Procalcitonin is marketed as, “a marker of broad routine use, both for differential diagnosis of bacterial infection as well as for antibiotic stewardship.”
But is it? This study looks at 107 ICUs that had >25 sepsis cases in 2012, and had an ability to perform procalcitonin (PCT) levels on their septic patients, and essentially looked to compare the outcomes of those that had PCT ordered and those that did not. All in all, there were about 17,000 septic patients without a PCT ordered, and about 3800 patients with a slightly lighter wallet and slightly more anemic after their admission than their comparators.

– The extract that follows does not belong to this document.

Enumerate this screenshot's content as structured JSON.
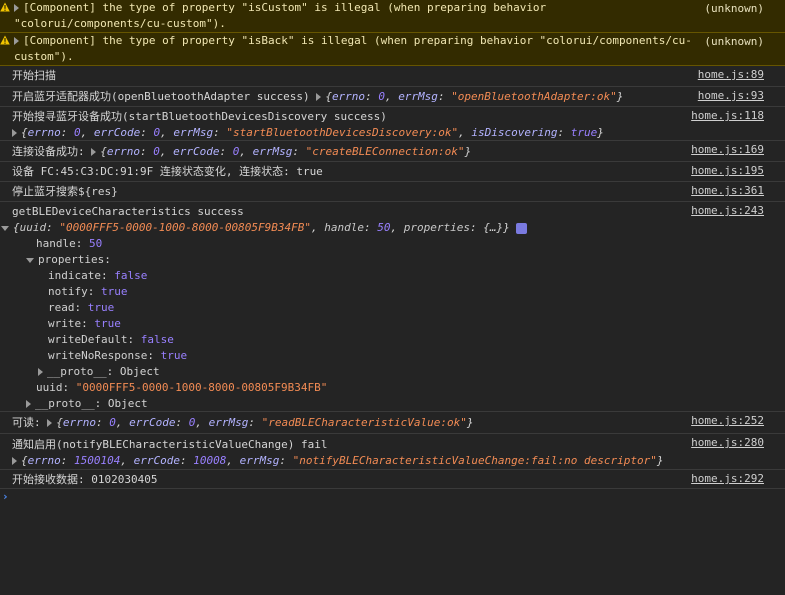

There was little difference in baseline characteristics – save for those having PCT ordered more likely hailing from the West (27.9% of PCT orders vs 12.7% of those not getting PCT ordered) and the opposite holding true for the South (55.3% without vs 49% with PCT). PCT was slightly less ordered at teaching facilities (37.8% of septic patients without PCT orders vs 31.9% of those with a PCT ordered). All other OR were <1.25.
There was no difference in length of stay and no differences in mortality.
There was an increase in days of antibiotic treatment for those in whom a PCT was ordered (relative risk increase 1.17), and with that an accompanying increase in Cdiff (OR 1.42) . Of course, 1 PCT begets another (33% of the time, and about 3 days later). Patients with serial PCT orders had higher rates of antibiotic use, higher Cdiff, and again, no mortality benefit.
Stop the madness. Indiscriminately ordering tests that will not change management should not be done. And they certainly should not be repeated.